Washington, D.C. – Several important provisions of the Patient Protection and Affordable Care Act go into effect today – six months after President Obama signed the bill into law – that make health coverage more accessible for families and individuals who would otherwise struggle to receive quality care. The provisions include:
• Extending Coverage for Young Adults
Under the new law, young adults will be allowed to stay on their parent’s plan until they turn 26 years old, providing savings for thousands of American families.
• Providing Free Preventive Care
All new plans must cover certain preventive services such as mammograms and colonoscopies without charging a deductible, co-pay or coinsurance.
• Prohibiting Insurance Companies from Rescinding Coverage
In the past, insurance companies could search for an error, or other technical mistake, on a customer’s application and use this error to deny payment for services when he or she got sick. The new law makes this illegal. During the health care debate, there were numerous media reports citing incidents of breast cancer patients suddenly losing coverage.
• Appealing Insurance Company Decisions
The law provides consumers with a way to appeal coverage determinations or claims to their insurance company, and establishes an external review process.
• Eliminating Lifetime Limits on Insurance Coverage
Under the new law, insurance companies will be prohibited from imposing lifetime dollar limits on essential benefits, like hospital stays.
• Regulating Annual Limits on Insurance Coverage
Under the new law, insurance companies’ use of annual dollar limits on the amount of insurance coverage a patient may receive will be restricted for new plans in the individual market and all group plans. In 2014, the use of annual dollar limits on essential benefits like hospital stays will be banned for new plans in the individual market and all group plans.
• Prohibiting Denying Coverage of Children Based on Pre-Existing Conditions
The new law includes new rules to prevent insurance companies from denying coverage to children under the age of 19 due to a pre-existing condition.
Rep. Raúl M. Grijalva encouraged everyone to research the provisions and understand whether one or more of them apply to themselves or someone they know.
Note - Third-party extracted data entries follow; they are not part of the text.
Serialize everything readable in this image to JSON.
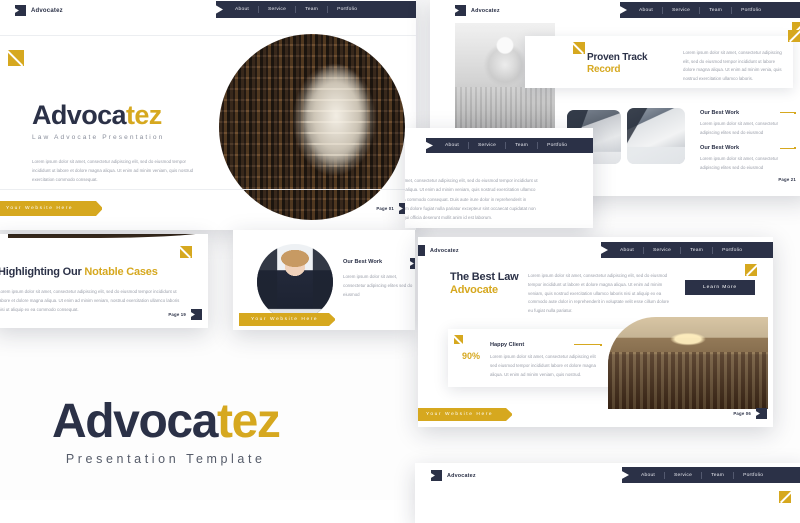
{
  "brand": {
    "name": "Advocatez",
    "accent_yellow": "#d6a81f",
    "accent_navy": "#2b3147",
    "body_grey": "#9a9ea9"
  },
  "nav": {
    "items": [
      "About",
      "Service",
      "Team",
      "Portfolio"
    ]
  },
  "cta": {
    "website_ribbon": "Your Website Here",
    "learn_more": "Learn More"
  },
  "slide1": {
    "logo": "Advocatez",
    "title_dark": "Advoca",
    "title_accent": "tez",
    "subtitle": "Law Advocate Presentation",
    "paragraph": "Lorem ipsum dolor sit amet, consectetur adipiscing elit, sed do eiusmod tempor incididunt ut labore et dolore magna aliqua. Ut enim ad minim veniam, quis nostrud exercitation commodo consequat.",
    "page": "Page 01"
  },
  "slide2": {
    "logo": "Advocatez",
    "card_title_dark": "Proven Track",
    "card_title_accent": "Record",
    "card_paragraph": "Lorem ipsum dolor sit amet, consectetur adipiscing elit, sed do eiusmod tempor incididunt ut labore dolore magna aliqua. Ut enim ad minim venia, quis nostrud exercitation ullamco laboris.",
    "works": [
      {
        "title": "Our Best Work",
        "text": "Lorem ipsum dolor sit amet, consectetur adipiscing elites sed do eiusmod"
      },
      {
        "title": "Our Best Work",
        "text": "Lorem ipsum dolor sit amet, consectetur adipiscing elites sed do eiusmod"
      }
    ],
    "page": "Page 21"
  },
  "slide3": {
    "title_dark": "Highlighting Our",
    "title_accent": "Notable Cases",
    "paragraph": "Lorem ipsum dolor sit amet, consectetur adipiscing elit, sed do eiusmod tempor incididunt ut labore et dolore magna aliqua. Ut enim ad minim veniam, nostrud exercitation ullamco laboris nisi ut aliquip ex ea commodo consequat.",
    "page": "Page 19"
  },
  "slide_overlap": {
    "paragraph": "Lorem ipsum dolor sit amet, consectetur adipiscing elit, sed do eiusmod tempor incididunt ut labore et dolore magna aliqua. Ut enim ad minim veniam, quis nostrud exercitation ullamco laboris nisi aliquip ex ea commodo consequat. Duis aute irure dolor in reprehenderit in voluptate velit esse cillum dolore fugiat nulla pariatur excepteur sint occaecat cupidatat non proident, sunt in culpa qui officia deserunt mollit anim id est laborum."
  },
  "slide_work_panel": {
    "title": "Our Best Work",
    "text": "Lorem ipsum dolor sit amet, consectetur adipiscing elites sed do eiusmod"
  },
  "slide4": {
    "logo": "Advocatez",
    "title_dark": "The Best Law",
    "title_accent": "Advocate",
    "paragraph": "Lorem ipsum dolor sit amet, consectetur adipiscing elit, sed do eiusmod tempor incididunt ut labore et dolore magna aliqua. Ut enim ad minim veniam, quis nostrud exercitation ullamco laboris nisi ut aliquip ex ea commodo aute dolor in reprehenderit in voluptate velit esse cillum dolore eu fugiat nulla pariatur.",
    "stat_value": "90%",
    "stat_title": "Happy Client",
    "stat_text": "Lorem ipsum dolor sit amet, consectetur adipiscing elit sed eiusmod tempor incididunt labore et dolore magna aliqua. Ut enim ad minim veniam, quis nostrud.",
    "page": "Page 06"
  },
  "slide5": {
    "logo": "Advocatez"
  },
  "footer": {
    "title_dark": "Advoca",
    "title_accent": "tez",
    "subtitle": "Presentation Template"
  }
}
According to a May 2010 report from Families USA, almost 1.2 million Arizonans under age 65 have been diagnosed with a pre-existing health condition. Grijalva called the provision protecting children with pre-existing conditions from being denied coverage “a big step in the right direction” until a similar provision for adults goes into effect in 2014. The Families USA Report, Help for Arizonans With Pre-Existing Conditions, found approximately 105,200 people statewide between infancy and 17 years of age who have a pre-existing condition.
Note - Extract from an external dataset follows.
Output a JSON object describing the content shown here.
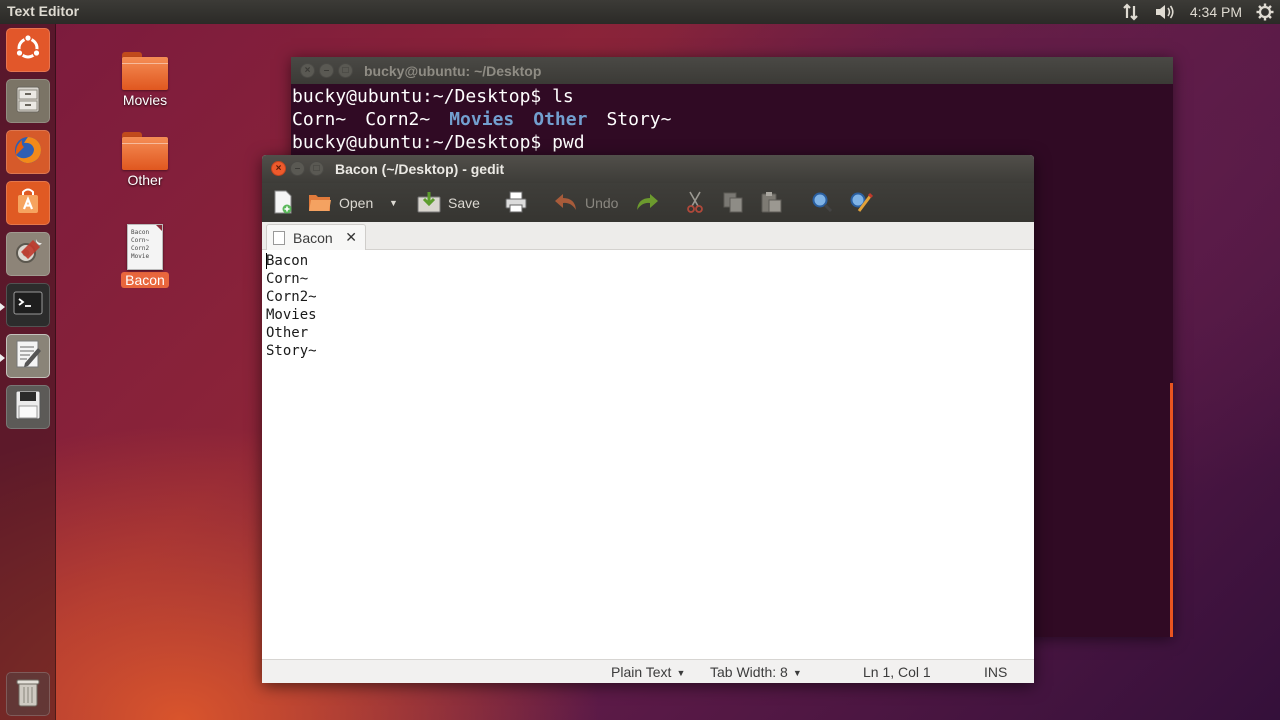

The group also found, in a separate report, that in 2009, “339,000 non-elderly Arizona residents with insurance were in families that spent more than 25 percent of their pre-tax income on health care.”
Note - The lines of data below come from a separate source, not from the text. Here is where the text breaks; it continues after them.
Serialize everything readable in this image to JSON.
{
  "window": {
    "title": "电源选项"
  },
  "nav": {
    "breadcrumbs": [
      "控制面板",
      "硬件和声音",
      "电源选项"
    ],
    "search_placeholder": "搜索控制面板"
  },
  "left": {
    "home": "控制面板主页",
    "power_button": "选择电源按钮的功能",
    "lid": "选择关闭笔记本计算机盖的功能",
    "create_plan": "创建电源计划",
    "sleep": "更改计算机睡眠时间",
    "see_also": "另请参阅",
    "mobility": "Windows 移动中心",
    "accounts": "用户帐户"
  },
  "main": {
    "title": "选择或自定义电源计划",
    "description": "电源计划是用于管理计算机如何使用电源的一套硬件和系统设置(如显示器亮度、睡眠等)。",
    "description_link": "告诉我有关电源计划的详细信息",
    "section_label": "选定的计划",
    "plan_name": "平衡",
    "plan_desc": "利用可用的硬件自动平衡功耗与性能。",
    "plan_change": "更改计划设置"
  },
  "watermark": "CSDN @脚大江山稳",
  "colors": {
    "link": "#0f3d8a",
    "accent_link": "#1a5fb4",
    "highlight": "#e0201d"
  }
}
“The Affordable Care Act was designed to make our health care system more fair, accessible and affordable for the American people, and these measures are good examples of why we needed to pass it,” Grijalva said. “Far from the death panel rhetoric we’ve been hearing, these are the kinds of common-sense measures that make getting, keeping and affording health care easier for people all over the country. Now your insurance company can’t decide to drop you because you recently became sick, or charge you an arm and a leg for a preventive screening. It would be cruel to repeal these uncontroversial measures, and I look forward to hearing how they’re making life in Southern Arizona easier for countless families starting today.”